Audi connected mobility concept

Audi’s connected mobility concept aims to tackle dense traffic and road restrictions. The concept car is developed at Audi Research & Development, Beijing, where it’s also making a premiere at the 2016 Beijing Auto Show. Based on the Audi Q3, it’s tailored to markets with growing urbanisation such as China and focuses on young drivers.

The key unique feature that the Q3-based concept car possesses is the electrically-powered 1,050 mm multifunctional longboard, that’s made out of carbon-fibre and aluminium. Said longboard is integrated into the rear bumper for storage. When stowed in here, the device is charged automatically.

The longboard has a battery range of over 12 km and can reach a top speed of 30 km/h. It has three riding modes – scooter mode, allows for a phone to be clipped to the unfolded handlebar to display directions, while speed is adjusted via a remote control on the right handlebar grip. Here, a backpack can also be clipped to the steering rack.

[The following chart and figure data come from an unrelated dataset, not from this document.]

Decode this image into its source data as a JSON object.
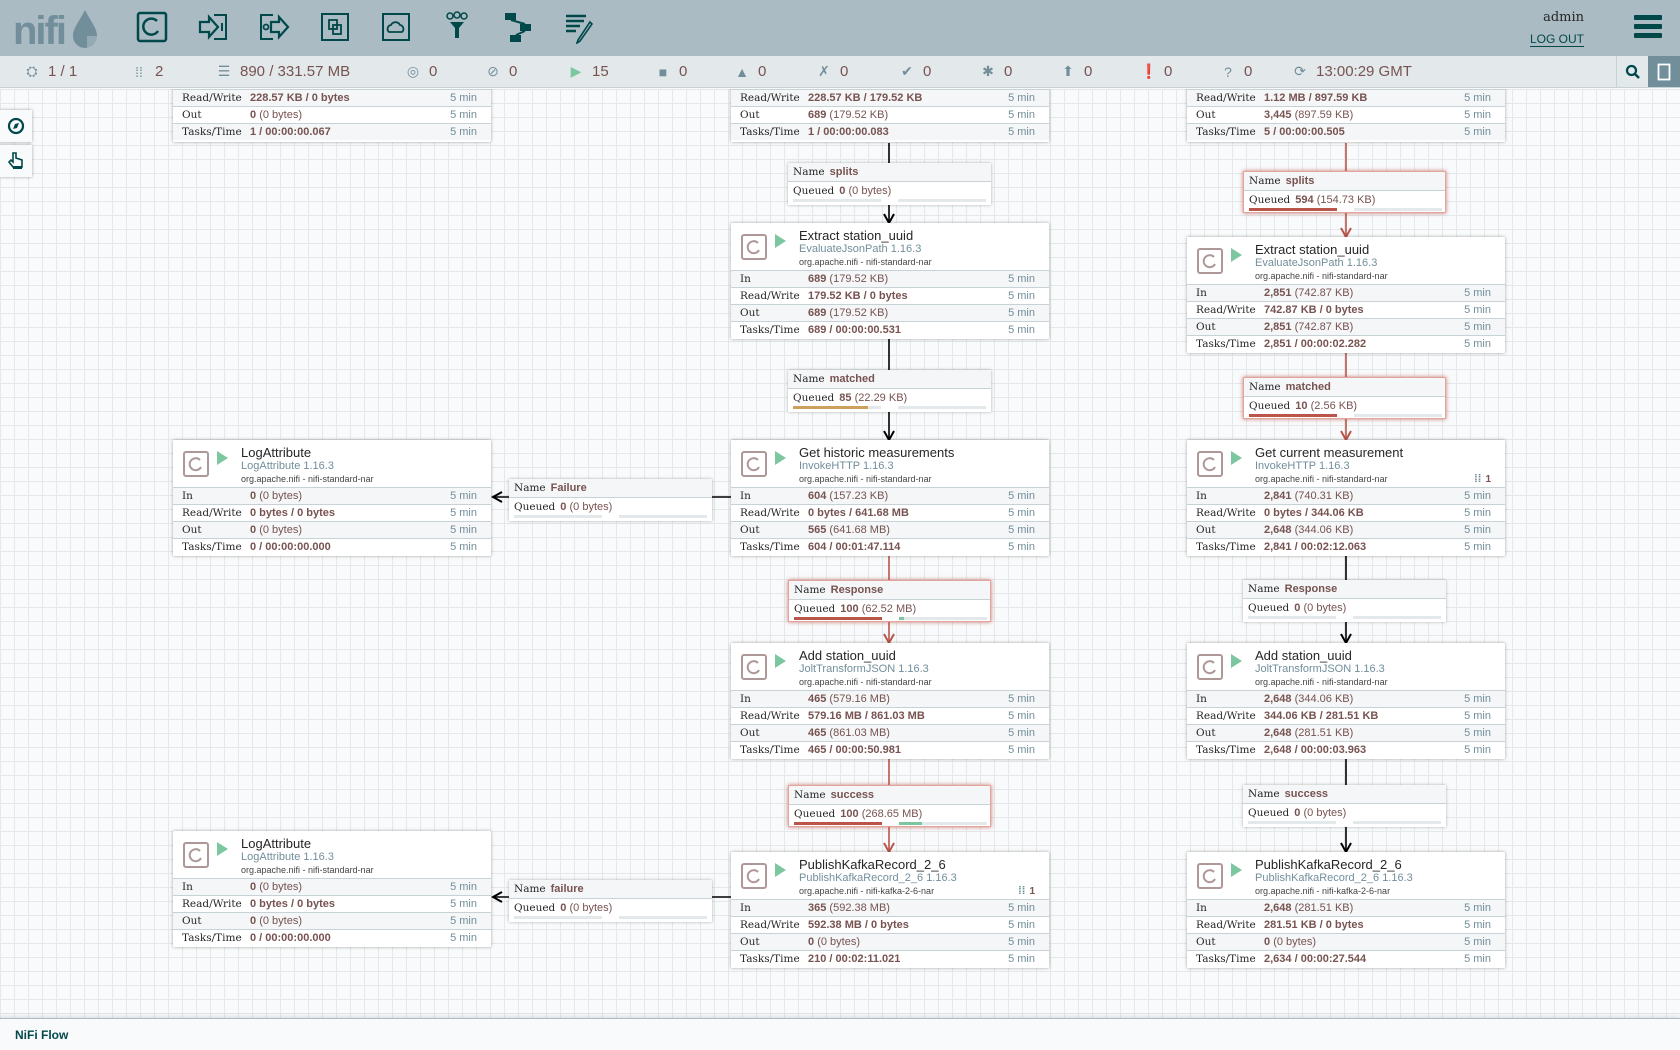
{
  "header": {
    "logo_text": "nifi",
    "toolbar": [
      {
        "name": "processor",
        "icon": "processor-icon"
      },
      {
        "name": "input-port",
        "icon": "input-port-icon"
      },
      {
        "name": "output-port",
        "icon": "output-port-icon"
      },
      {
        "name": "process-group",
        "icon": "process-group-icon"
      },
      {
        "name": "remote-process-group",
        "icon": "remote-process-group-icon"
      },
      {
        "name": "funnel",
        "icon": "funnel-icon"
      },
      {
        "name": "template",
        "icon": "template-icon"
      },
      {
        "name": "label",
        "icon": "label-icon"
      }
    ],
    "user": "admin",
    "logout": "LOG OUT"
  },
  "status_bar": {
    "cluster": "1 / 1",
    "active_threads": "2",
    "queued": "890 / 331.57 MB",
    "transmitting": "0",
    "not_transmitting": "0",
    "running": "15",
    "stopped": "0",
    "invalid": "0",
    "disabled": "0",
    "up_to_date": "0",
    "locally_modified": "0",
    "stale": "0",
    "locally_modified_stale": "0",
    "sync_failure": "0",
    "last_refresh": "13:00:29 GMT"
  },
  "stat_labels": {
    "in": "In",
    "read_write": "Read/Write",
    "out": "Out",
    "tasks_time": "Tasks/Time",
    "window": "5 min"
  },
  "conn_labels": {
    "name": "Name",
    "queued": "Queued"
  },
  "processors": [
    {
      "partial": true,
      "read_write": "228.57 KB / 0 bytes",
      "out_count": "0",
      "out_size": "(0 bytes)",
      "tasks_time": "1 / 00:00:00.067"
    },
    {
      "partial": true,
      "read_write": "228.57 KB / 179.52 KB",
      "out_count": "689",
      "out_size": "(179.52 KB)",
      "tasks_time": "1 / 00:00:00.083"
    },
    {
      "partial": true,
      "read_write": "1.12 MB / 897.59 KB",
      "out_count": "3,445",
      "out_size": "(897.59 KB)",
      "tasks_time": "5 / 00:00:00.505"
    },
    {
      "name": "Extract station_uuid",
      "type": "EvaluateJsonPath 1.16.3",
      "bundle": "org.apache.nifi - nifi-standard-nar",
      "in_count": "689",
      "in_size": "(179.52 KB)",
      "read_write": "179.52 KB / 0 bytes",
      "out_count": "689",
      "out_size": "(179.52 KB)",
      "tasks_time": "689 / 00:00:00.531"
    },
    {
      "name": "Extract station_uuid",
      "type": "EvaluateJsonPath 1.16.3",
      "bundle": "org.apache.nifi - nifi-standard-nar",
      "in_count": "2,851",
      "in_size": "(742.87 KB)",
      "read_write": "742.87 KB / 0 bytes",
      "out_count": "2,851",
      "out_size": "(742.87 KB)",
      "tasks_time": "2,851 / 00:00:02.282"
    },
    {
      "name": "LogAttribute",
      "type": "LogAttribute 1.16.3",
      "bundle": "org.apache.nifi - nifi-standard-nar",
      "in_count": "0",
      "in_size": "(0 bytes)",
      "read_write": "0 bytes / 0 bytes",
      "out_count": "0",
      "out_size": "(0 bytes)",
      "tasks_time": "0 / 00:00:00.000"
    },
    {
      "name": "Get historic measurements",
      "type": "InvokeHTTP 1.16.3",
      "bundle": "org.apache.nifi - nifi-standard-nar",
      "in_count": "604",
      "in_size": "(157.23 KB)",
      "read_write": "0 bytes / 641.68 MB",
      "out_count": "565",
      "out_size": "(641.68 MB)",
      "tasks_time": "604 / 00:01:47.114"
    },
    {
      "name": "Get current measurement",
      "type": "InvokeHTTP 1.16.3",
      "bundle": "org.apache.nifi - nifi-standard-nar",
      "threads": "1",
      "in_count": "2,841",
      "in_size": "(740.31 KB)",
      "read_write": "0 bytes / 344.06 KB",
      "out_count": "2,648",
      "out_size": "(344.06 KB)",
      "tasks_time": "2,841 / 00:02:12.063"
    },
    {
      "name": "Add station_uuid",
      "type": "JoltTransformJSON 1.16.3",
      "bundle": "org.apache.nifi - nifi-standard-nar",
      "in_count": "465",
      "in_size": "(579.16 MB)",
      "read_write": "579.16 MB / 861.03 MB",
      "out_count": "465",
      "out_size": "(861.03 MB)",
      "tasks_time": "465 / 00:00:50.981"
    },
    {
      "name": "Add station_uuid",
      "type": "JoltTransformJSON 1.16.3",
      "bundle": "org.apache.nifi - nifi-standard-nar",
      "in_count": "2,648",
      "in_size": "(344.06 KB)",
      "read_write": "344.06 KB / 281.51 KB",
      "out_count": "2,648",
      "out_size": "(281.51 KB)",
      "tasks_time": "2,648 / 00:00:03.963"
    },
    {
      "name": "LogAttribute",
      "type": "LogAttribute 1.16.3",
      "bundle": "org.apache.nifi - nifi-standard-nar",
      "in_count": "0",
      "in_size": "(0 bytes)",
      "read_write": "0 bytes / 0 bytes",
      "out_count": "0",
      "out_size": "(0 bytes)",
      "tasks_time": "0 / 00:00:00.000"
    },
    {
      "name": "PublishKafkaRecord_2_6",
      "type": "PublishKafkaRecord_2_6 1.16.3",
      "bundle": "org.apache.nifi - nifi-kafka-2-6-nar",
      "threads": "1",
      "in_count": "365",
      "in_size": "(592.38 MB)",
      "read_write": "592.38 MB / 0 bytes",
      "out_count": "0",
      "out_size": "(0 bytes)",
      "tasks_time": "210 / 00:02:11.021"
    },
    {
      "name": "PublishKafkaRecord_2_6",
      "type": "PublishKafkaRecord_2_6 1.16.3",
      "bundle": "org.apache.nifi - nifi-kafka-2-6-nar",
      "in_count": "2,648",
      "in_size": "(281.51 KB)",
      "read_write": "281.51 KB / 0 bytes",
      "out_count": "0",
      "out_size": "(0 bytes)",
      "tasks_time": "2,634 / 00:00:27.544"
    }
  ],
  "connections": [
    {
      "name": "splits",
      "count": "0",
      "size": "(0 bytes)",
      "count_fill": 0,
      "size_fill": 0,
      "backpressure": false
    },
    {
      "name": "splits",
      "count": "594",
      "size": "(154.73 KB)",
      "count_fill": 1.0,
      "size_fill": 0,
      "backpressure": true
    },
    {
      "name": "matched",
      "count": "85",
      "size": "(22.29 KB)",
      "count_fill": 0.85,
      "size_fill": 0,
      "backpressure": false
    },
    {
      "name": "matched",
      "count": "10",
      "size": "(2.56 KB)",
      "count_fill": 1.0,
      "size_fill": 0,
      "backpressure": true
    },
    {
      "name": "Failure",
      "count": "0",
      "size": "(0 bytes)",
      "count_fill": 0,
      "size_fill": 0,
      "backpressure": false
    },
    {
      "name": "Response",
      "count": "100",
      "size": "(62.52 MB)",
      "count_fill": 1.0,
      "size_fill": 0.06,
      "backpressure": true
    },
    {
      "name": "Response",
      "count": "0",
      "size": "(0 bytes)",
      "count_fill": 0,
      "size_fill": 0,
      "backpressure": false
    },
    {
      "name": "failure",
      "count": "0",
      "size": "(0 bytes)",
      "count_fill": 0,
      "size_fill": 0,
      "backpressure": false
    },
    {
      "name": "success",
      "count": "100",
      "size": "(268.65 MB)",
      "count_fill": 1.0,
      "size_fill": 0.26,
      "backpressure": true
    },
    {
      "name": "success",
      "count": "0",
      "size": "(0 bytes)",
      "count_fill": 0,
      "size_fill": 0,
      "backpressure": false
    }
  ],
  "colors": {
    "accent": "#004849",
    "backpressure": "#ba554a",
    "warning": "#cf9f5d",
    "size_fill": "#7dc7a0",
    "header_bg": "#aabbc3"
  },
  "breadcrumb": "NiFi Flow"
}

In sport mode, the handlebar is folded down and the rider controls the speed with the remote in his hand. The final mode allows for the board to be turned into a transport device for luggage or shopping bags. Connected wirelessly to a smartphone or smartwatch, the board is able to follow its owner automatically.

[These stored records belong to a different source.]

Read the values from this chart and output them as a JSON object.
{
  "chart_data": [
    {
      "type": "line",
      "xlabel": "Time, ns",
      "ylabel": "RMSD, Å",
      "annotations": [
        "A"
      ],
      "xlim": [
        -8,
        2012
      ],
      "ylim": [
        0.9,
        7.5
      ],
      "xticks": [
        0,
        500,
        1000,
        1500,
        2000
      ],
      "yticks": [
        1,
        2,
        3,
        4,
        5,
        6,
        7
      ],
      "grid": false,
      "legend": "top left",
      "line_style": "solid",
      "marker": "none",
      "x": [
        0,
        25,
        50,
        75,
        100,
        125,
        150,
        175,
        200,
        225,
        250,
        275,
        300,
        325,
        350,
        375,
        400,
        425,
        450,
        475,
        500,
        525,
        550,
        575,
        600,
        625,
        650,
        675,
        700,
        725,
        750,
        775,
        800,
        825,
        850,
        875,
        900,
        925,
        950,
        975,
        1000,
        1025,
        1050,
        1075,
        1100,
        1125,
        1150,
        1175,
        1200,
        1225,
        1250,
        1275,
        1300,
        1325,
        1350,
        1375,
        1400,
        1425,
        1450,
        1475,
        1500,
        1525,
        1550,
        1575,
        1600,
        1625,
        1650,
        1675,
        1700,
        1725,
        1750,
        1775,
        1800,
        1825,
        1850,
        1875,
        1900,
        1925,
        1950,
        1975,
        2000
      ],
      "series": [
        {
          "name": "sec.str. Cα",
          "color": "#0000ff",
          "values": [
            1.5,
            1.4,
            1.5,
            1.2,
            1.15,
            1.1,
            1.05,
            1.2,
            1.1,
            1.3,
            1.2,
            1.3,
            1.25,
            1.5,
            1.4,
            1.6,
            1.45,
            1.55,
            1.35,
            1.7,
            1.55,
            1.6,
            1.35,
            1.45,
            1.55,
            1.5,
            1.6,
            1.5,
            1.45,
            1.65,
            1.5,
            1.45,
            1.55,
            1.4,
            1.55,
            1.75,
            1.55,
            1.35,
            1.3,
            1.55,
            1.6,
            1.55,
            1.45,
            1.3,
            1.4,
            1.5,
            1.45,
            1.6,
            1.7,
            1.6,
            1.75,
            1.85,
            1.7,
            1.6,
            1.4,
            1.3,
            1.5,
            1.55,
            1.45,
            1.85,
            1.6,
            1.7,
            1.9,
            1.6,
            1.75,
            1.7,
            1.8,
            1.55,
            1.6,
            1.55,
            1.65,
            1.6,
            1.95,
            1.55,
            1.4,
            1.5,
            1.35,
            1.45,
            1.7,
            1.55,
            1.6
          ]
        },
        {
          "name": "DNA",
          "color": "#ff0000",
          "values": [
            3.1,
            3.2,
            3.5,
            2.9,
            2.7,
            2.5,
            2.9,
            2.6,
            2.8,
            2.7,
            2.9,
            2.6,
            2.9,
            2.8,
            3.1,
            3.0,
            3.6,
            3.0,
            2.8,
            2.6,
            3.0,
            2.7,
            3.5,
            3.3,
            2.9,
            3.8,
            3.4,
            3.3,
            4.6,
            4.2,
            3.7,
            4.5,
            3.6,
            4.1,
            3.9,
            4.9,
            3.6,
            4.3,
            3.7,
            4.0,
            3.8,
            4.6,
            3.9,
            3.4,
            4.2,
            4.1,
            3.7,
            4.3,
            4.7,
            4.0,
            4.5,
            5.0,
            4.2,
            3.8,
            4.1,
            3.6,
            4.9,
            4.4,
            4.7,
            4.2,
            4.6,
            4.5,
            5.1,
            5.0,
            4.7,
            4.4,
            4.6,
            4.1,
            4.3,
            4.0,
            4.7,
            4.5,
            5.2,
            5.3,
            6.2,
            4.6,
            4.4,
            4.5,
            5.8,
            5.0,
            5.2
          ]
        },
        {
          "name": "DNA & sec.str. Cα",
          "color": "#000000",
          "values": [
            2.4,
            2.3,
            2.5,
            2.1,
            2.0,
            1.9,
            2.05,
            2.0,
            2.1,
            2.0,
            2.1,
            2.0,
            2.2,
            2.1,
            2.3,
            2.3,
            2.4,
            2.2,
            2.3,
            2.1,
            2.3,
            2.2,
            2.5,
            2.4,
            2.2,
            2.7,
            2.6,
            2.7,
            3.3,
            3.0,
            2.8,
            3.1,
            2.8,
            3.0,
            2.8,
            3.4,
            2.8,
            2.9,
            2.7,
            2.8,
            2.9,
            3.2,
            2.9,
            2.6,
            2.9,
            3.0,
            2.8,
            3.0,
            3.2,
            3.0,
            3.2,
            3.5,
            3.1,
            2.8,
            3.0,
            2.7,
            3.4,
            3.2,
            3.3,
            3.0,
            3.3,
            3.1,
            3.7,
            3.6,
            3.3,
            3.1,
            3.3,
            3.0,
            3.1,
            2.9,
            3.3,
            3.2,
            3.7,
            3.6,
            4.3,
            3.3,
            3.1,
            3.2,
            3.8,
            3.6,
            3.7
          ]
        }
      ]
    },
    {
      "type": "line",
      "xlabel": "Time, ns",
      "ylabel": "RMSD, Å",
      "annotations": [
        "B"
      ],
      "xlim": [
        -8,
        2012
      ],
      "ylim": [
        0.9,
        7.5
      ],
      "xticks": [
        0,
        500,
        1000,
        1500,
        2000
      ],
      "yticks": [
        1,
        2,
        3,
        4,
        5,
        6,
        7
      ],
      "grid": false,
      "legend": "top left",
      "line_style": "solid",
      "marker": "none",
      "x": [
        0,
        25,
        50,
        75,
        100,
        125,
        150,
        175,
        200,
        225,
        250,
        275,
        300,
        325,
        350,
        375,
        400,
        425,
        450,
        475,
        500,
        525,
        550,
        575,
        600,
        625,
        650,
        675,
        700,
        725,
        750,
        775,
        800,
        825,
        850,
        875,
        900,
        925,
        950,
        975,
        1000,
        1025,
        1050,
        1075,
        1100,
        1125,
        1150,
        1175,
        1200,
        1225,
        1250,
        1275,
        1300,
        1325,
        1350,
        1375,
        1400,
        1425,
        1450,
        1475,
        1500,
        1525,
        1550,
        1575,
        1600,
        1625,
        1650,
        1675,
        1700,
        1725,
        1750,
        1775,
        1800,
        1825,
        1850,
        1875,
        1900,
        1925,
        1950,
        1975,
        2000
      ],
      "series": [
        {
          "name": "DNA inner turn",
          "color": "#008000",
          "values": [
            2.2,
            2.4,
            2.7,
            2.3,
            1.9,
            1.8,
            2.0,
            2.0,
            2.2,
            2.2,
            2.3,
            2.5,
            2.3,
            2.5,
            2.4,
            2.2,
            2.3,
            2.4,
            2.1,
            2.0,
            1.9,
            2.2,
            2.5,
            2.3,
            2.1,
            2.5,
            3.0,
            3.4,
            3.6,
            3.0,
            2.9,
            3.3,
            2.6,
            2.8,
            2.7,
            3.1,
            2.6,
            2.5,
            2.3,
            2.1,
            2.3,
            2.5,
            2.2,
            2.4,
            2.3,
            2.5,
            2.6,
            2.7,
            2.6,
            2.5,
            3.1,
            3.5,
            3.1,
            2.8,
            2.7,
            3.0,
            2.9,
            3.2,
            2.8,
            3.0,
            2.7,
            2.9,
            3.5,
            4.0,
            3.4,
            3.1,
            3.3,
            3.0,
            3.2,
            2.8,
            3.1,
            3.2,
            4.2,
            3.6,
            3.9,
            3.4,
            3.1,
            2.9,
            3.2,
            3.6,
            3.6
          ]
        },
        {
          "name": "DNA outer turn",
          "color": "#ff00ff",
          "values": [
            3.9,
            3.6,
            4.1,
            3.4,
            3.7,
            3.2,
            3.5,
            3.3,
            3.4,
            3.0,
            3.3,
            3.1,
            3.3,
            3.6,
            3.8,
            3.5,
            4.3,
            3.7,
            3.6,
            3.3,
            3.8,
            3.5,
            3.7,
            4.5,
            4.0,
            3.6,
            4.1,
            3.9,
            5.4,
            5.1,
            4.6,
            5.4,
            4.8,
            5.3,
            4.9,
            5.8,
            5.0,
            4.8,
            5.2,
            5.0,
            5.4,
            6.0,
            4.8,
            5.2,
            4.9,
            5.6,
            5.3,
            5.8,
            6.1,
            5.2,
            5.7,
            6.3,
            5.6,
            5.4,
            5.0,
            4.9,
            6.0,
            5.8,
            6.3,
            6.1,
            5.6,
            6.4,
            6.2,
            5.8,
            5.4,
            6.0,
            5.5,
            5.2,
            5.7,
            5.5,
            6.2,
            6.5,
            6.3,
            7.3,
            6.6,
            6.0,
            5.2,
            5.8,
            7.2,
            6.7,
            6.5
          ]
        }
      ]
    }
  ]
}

Meanwhile, another nifty feature that stems from the connected mobility concept is the use of the car’s infotainment system, which is also linked to the smartphone calendar of the user/driver. The system can calculate the fastest way to get to a destination (either by car or longboard) based on real-time traffic data.

Should the longboard be the faster way to get there, the system will then recommend a parking space nearby for the driver to park their vehicle, therefore allowing them to commute to their destination via the longboard. Switching mobility methods, the driver-turned-rider will be guided to their destination with their smartphone as Audi MMI connect App automatically syncs navigation information.